Let $(X,\mathcal{H})$ be a measurable space. A measure on $(X,\mathcal{H})$ is a function $\mu : \mathcal{H} \rightarrow [0, \infty]$ such that

1. $\mu(\emptyset)=0.$

2. For any sequence of mutually disjoint sets $\{A_i\}_{i=1}^{\infty}$ in $\mathcal{H}$, then $\displaystyle \mu(\displaystyle\cup_{i=1}^{\infty}A_i)= \sum_{i=1}^{\infty}\mu(A_i) .$

Question 1: I would like to understand the true meaning of axiom two since the left hand side is independent of order and the right hand side depends on the order $A_1, A_2, \cdots$ or better still what is the correct way to define this.

Question 2: Is my definition of a measure correct?

Thanks.

Answer 1

It's actually just as typical to write $$\mu \left(\bigcup_{n \in \mathbb N} A_n \right)=\sum_{n \in \mathbb N} \mu (A_n).$$

The real meaning behind this is the notion of

summing over sets: Let $S$ be a set, and let $f:S \to [0,\infty]$ be a function, then we can formally define

$$\sum_{s \in S} := \sup\{f(s_1)+...+f(s_n) : n \in \mathbb N\}$$

(or alternatively, that $\{s_1,...,s_n\}$ is a countable subset of $s$, so we are taking a supremum over all partial sums.

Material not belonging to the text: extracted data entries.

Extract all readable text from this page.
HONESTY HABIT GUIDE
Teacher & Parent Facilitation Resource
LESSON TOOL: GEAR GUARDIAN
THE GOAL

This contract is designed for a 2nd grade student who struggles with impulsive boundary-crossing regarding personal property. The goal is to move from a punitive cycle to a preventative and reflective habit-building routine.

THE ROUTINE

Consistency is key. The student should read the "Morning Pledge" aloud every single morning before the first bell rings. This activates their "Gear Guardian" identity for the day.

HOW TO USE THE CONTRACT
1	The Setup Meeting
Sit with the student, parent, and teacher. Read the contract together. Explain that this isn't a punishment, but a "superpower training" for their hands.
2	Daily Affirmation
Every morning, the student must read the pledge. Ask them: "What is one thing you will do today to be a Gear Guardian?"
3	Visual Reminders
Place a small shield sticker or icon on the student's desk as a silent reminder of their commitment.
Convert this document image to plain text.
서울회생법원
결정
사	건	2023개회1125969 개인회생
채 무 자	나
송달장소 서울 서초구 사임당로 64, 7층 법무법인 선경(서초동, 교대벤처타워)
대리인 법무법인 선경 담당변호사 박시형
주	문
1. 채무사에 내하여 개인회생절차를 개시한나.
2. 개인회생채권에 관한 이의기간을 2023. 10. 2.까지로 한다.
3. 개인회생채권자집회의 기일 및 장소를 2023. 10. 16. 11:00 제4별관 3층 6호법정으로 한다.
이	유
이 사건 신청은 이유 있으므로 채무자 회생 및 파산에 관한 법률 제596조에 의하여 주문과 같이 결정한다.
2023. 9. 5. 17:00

This is known as countable additivity, but the index set is countable countable in the definition, to see why, perhaps see the definition of a $\sigma$-algebra.

Also note that this would be a poorly defined "sum" if we allowed negative terms, since conditionally convergent sums depend on the way we choose subsets. Here is a quick proof that it does not matter which notion you prefer:

Let $f$ be as before. It is clear that $$\sum_{n \in \mathbb N}f(n) \geq \sum_{n=1}^{N} f(n)$$

for all $N \in \mathbb N$, so we have that $$\sum_{n \in \mathbb N}f(n) \geq \sum_{n=1}^{\infty} f(n).$$

On the other hand, let $\{n_1,..,n_k\}$ be a finite set. Choose $N$ to be larger than any integer in this set. Then

$$f(n_1)+\dots f(n_k) \leq \sum_{n=1}^{N} f(n) \leq \sum_{n=1}^{\infty} f(n)$$

for all finite subsets, implying the reverse inequality.

Answer 2

Answer 1. As all term in the series of right is no-negative, the order of the sum don't change the series value.

Answer 2. It's correct. However you can define a measure in something smaller than a measurable space, (e.g. $\mathcal{H}$ being a Algebra instead a $\sigma$-algebra) and the second property would say: $$\lbrace A_i\rbrace_{i=1}^{\infty}\subset\mathcal{H}\land\bigcup_{i=1}^{\infty}A_i\in\mathcal{H}\implies\mu\left(\bigcup_{i=1}^{\infty}A_i\right)=\sum_{i=1}^{\infty}\mu(A_i)$$